The Globalswitch PoP is down. We're investigating...
Date: 2015-07-29 16:01:48 UTC Hello,
An incident has just occurred on the routing of the 2 routers in Paris: gsw-1-a9. The incident was caused by a human error. One of the engineers in the network team (that’s my team) accidentally deleted the OSPF configuration on the router, despite double checking the configuration. He confirmed that he had done it without realising (in pilot mode) .. and as a result the gsw-1-a9 router went down.
Everything should still have continued to function, however. But a bug on the 3rd reflector router rf-3-a1 stopped this router alerting the rest of the backbone that gsw-1-a9 was down. rf-2-a1 did it, but rf-2-a1 was down during the outage. The backbone therefore continued to behave as if the gsw-1-a9 router was up. We saw that there was a looping problem in the traceroutes.
We’ve rebooted all BGP sessions on rf-3-a1, but given that only rf-2-a1 was synchronising the BGP between all the routers in Europe because rf-1-a1 and gsw-1-a9 were down, the European network was intermittent: each router was pinging or not pinging for 60-120 seconds.
Everything then came back up; then we reconfigured the gsw-1-a9 router.
The backbone is up.
Please accept our sincere apologies for this outage. Human errors can happen and the backbone is meant to prevent this type of issue. We will investigate to find the bug on our RR (ASR1002). Then we will give the team a good hiding…
Date: 2015-07-29 15:07:04 UTC Everything is up.
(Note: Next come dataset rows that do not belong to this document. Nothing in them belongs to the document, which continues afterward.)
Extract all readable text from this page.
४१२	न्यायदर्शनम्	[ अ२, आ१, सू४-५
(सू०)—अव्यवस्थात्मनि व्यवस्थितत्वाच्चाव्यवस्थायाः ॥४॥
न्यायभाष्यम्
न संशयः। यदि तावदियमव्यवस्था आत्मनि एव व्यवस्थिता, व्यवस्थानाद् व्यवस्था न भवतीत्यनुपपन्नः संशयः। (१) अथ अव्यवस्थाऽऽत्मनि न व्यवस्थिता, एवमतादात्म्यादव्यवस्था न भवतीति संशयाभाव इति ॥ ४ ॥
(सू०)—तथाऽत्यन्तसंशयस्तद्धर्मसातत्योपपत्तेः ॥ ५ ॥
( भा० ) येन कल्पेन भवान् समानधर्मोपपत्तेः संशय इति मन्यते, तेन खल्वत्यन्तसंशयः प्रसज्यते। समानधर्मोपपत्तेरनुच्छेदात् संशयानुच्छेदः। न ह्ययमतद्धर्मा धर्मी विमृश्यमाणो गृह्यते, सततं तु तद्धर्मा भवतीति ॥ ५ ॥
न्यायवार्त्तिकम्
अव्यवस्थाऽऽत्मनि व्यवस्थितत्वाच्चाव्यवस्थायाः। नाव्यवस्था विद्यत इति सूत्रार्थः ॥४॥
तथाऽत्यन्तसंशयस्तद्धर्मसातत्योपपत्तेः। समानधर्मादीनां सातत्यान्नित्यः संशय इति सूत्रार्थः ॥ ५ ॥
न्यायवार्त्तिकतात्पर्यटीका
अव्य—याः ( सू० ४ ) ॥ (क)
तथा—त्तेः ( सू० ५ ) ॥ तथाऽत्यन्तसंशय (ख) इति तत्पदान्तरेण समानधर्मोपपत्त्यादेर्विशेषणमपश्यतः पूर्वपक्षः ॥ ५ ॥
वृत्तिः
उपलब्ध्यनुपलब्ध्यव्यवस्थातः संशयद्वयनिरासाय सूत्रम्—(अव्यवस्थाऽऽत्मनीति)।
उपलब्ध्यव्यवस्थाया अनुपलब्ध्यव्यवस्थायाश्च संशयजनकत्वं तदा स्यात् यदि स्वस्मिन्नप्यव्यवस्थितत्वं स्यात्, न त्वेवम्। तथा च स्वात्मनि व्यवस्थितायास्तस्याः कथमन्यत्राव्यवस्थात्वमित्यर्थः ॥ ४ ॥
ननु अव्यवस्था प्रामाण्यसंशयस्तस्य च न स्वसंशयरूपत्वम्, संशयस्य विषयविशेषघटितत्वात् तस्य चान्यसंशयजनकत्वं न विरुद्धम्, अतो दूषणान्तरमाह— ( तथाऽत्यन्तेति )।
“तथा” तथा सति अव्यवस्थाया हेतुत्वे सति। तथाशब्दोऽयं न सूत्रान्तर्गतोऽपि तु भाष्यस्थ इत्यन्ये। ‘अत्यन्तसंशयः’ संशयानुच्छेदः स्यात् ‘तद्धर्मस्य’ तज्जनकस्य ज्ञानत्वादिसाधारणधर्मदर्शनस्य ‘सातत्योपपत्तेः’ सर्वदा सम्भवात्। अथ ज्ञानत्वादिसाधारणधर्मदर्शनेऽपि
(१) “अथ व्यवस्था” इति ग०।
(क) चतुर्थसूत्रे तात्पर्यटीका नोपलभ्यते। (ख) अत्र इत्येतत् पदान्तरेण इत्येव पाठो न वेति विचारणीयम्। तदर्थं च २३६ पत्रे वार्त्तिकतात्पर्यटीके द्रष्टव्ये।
Date: 2015-07-29 15:06:57 UTC Summary of the gsw-1-a9 configuration:
We cut off the BGP sessions with PNI and Transit.
We reinstated the OSPF configuration.
We're remounting the BGP sessions with the peers.
Date: 2015-07-29 15:05:29 UTC Resetting rf-3-a1 fixed the communication problem which should have been fixed by isolating the gsw-1-a9 router.
Traffic is back to normal. Mainly the connections managed by gsw-1-a9 were impacted:
- 50% Free
- 50% Orange
- 30% Telefonica (Backup)
- 50% Google Eurupe